VALERIA DÁVILA; CLAUDIA MELUCCI GANZARAIN; DANIELA DRAGO; JULIA A. LOOS; CHRISTIAN RODRIGUES RODRIGUEZ; ANDREA C. CUMINO

Buenos Aires

Congreso; XXVII Reunión Anual de la Sociedad Argentina de Protozoología; 2015

Sociedad Argentina de Protozoología

Cystic echinococcosis or hydatidosis is a widely endemic infection caused by the larval stage of E. granulosus, which produces clinical disease in humans and economic losses to the livestock industry.
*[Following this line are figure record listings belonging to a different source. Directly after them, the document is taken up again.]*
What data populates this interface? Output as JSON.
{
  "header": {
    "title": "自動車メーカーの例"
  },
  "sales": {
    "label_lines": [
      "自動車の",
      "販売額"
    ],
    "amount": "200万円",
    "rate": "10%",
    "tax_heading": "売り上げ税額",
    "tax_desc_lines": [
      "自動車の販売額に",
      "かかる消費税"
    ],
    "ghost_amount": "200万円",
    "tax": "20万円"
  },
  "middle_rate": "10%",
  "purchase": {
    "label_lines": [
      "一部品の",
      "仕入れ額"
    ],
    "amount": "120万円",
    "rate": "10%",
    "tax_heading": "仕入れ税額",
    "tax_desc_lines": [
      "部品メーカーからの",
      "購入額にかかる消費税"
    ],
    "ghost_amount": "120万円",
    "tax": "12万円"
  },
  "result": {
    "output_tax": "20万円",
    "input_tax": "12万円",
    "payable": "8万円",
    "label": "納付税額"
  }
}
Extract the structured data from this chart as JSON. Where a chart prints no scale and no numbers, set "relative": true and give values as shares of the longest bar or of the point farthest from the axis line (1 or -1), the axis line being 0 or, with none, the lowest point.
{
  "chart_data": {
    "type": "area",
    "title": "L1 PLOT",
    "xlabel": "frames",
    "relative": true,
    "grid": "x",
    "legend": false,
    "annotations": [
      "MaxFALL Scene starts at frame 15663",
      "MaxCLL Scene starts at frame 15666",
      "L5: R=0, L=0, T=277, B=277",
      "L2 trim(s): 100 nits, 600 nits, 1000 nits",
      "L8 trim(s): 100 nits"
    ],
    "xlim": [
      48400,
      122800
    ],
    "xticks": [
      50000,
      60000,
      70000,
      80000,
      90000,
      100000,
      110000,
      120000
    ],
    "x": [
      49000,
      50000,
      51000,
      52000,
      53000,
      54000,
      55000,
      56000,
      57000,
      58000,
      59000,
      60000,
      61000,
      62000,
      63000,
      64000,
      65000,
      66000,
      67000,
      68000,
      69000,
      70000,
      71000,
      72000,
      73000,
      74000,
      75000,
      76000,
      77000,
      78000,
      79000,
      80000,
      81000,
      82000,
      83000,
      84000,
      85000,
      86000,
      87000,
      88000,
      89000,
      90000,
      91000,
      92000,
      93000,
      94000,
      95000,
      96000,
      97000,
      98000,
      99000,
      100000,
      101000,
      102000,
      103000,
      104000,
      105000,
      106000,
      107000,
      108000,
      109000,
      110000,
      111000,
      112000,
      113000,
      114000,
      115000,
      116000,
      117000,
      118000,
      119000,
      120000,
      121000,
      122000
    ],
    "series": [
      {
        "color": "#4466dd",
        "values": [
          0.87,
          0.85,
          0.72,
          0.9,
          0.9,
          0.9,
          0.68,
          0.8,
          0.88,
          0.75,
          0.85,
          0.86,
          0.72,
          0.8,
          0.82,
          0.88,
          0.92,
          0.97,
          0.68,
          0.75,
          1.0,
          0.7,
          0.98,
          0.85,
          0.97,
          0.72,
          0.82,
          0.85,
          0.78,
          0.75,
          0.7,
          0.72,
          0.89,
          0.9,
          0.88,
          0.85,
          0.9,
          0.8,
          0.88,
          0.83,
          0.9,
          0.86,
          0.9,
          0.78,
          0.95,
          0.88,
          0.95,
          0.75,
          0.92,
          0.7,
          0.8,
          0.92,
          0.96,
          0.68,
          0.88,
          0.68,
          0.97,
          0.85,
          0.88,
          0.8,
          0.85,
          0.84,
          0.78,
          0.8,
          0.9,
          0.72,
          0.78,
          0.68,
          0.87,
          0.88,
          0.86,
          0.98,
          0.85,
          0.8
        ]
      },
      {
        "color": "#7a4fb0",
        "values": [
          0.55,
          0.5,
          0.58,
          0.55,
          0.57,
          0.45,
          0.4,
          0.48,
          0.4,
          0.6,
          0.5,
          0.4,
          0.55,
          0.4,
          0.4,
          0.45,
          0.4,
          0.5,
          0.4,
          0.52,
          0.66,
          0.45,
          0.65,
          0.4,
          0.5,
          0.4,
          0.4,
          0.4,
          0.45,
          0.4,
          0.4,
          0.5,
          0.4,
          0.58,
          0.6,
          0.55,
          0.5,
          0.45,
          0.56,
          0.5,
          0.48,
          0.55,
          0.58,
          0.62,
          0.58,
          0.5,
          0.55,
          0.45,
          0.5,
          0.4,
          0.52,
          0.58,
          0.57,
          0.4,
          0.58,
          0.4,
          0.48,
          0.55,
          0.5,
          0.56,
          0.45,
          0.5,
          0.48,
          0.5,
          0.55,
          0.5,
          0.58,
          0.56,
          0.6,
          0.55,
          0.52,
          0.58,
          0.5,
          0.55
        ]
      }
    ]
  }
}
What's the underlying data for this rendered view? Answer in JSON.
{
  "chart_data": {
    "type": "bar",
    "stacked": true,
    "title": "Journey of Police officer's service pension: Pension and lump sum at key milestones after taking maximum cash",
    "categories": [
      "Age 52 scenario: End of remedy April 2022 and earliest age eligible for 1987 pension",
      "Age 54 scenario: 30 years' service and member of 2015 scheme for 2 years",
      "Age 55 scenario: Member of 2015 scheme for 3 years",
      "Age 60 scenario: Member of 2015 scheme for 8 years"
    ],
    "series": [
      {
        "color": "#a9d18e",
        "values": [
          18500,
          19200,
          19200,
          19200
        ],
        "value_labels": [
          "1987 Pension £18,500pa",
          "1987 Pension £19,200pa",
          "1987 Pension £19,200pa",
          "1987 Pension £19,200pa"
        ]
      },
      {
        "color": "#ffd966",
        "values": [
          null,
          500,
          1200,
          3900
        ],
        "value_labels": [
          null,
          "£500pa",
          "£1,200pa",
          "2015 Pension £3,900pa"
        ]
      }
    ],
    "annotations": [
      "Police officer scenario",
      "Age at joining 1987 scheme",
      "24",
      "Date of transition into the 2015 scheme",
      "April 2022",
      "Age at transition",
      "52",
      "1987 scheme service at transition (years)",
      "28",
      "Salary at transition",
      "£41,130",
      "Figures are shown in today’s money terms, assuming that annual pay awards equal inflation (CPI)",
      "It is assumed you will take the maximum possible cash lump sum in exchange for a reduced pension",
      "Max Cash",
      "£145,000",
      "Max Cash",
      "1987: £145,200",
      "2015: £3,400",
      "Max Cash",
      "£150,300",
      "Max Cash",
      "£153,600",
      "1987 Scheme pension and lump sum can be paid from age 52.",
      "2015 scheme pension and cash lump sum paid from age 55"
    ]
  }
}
In this work we demonstrate that glibenclamice (Gli) inhibit viability in vitro of the Echinococcus protoscoleces and cysts, in a dose-dependent manner. After 15 days of incubation with 200μM Gli the viability of treated protoscoleces was reduced to 45 ± 5% whereas a 2-days treatment against in vitro cultures of cyst resulted in detachment of the germinal layers. Ultrastructural damages appeared earlier than the viability inhibition with low drug concentrations. In addition, on Gli-treated protoscoleces it was observed an increase in the intracellular Ca2+ concentration, the level of acidic vesicles and LC3II expression and key genes of the autophagic pathway (atg6, atg8, atg12 and atg18). Oral application of Gli (5 mg/kg of body weight administered daily) for a period of 8 weeks in E. ganulosus-infected mice was effective in achieving reduction of parasite weight (0.23 ± 0.08 g) in respect to the control treatment (1.9 ± 0.6 g) and the albendazole-treated mice (0.9 ± 0.1 g of cyst weight with 5 mg/kg/day of drug). However, combined application of both drugs (Gli plus albendazole) did not increase the treatment efficacy, and the reduction in parasite weight was lower than when treated with albendazole alone, but higher than with Gli only. Our data clearly demonstrated a cytostatic effect of Gli in clinical efficacy studies that may be mediated through KATP channels and/or associated to the inhibition of the G1-S phase progression.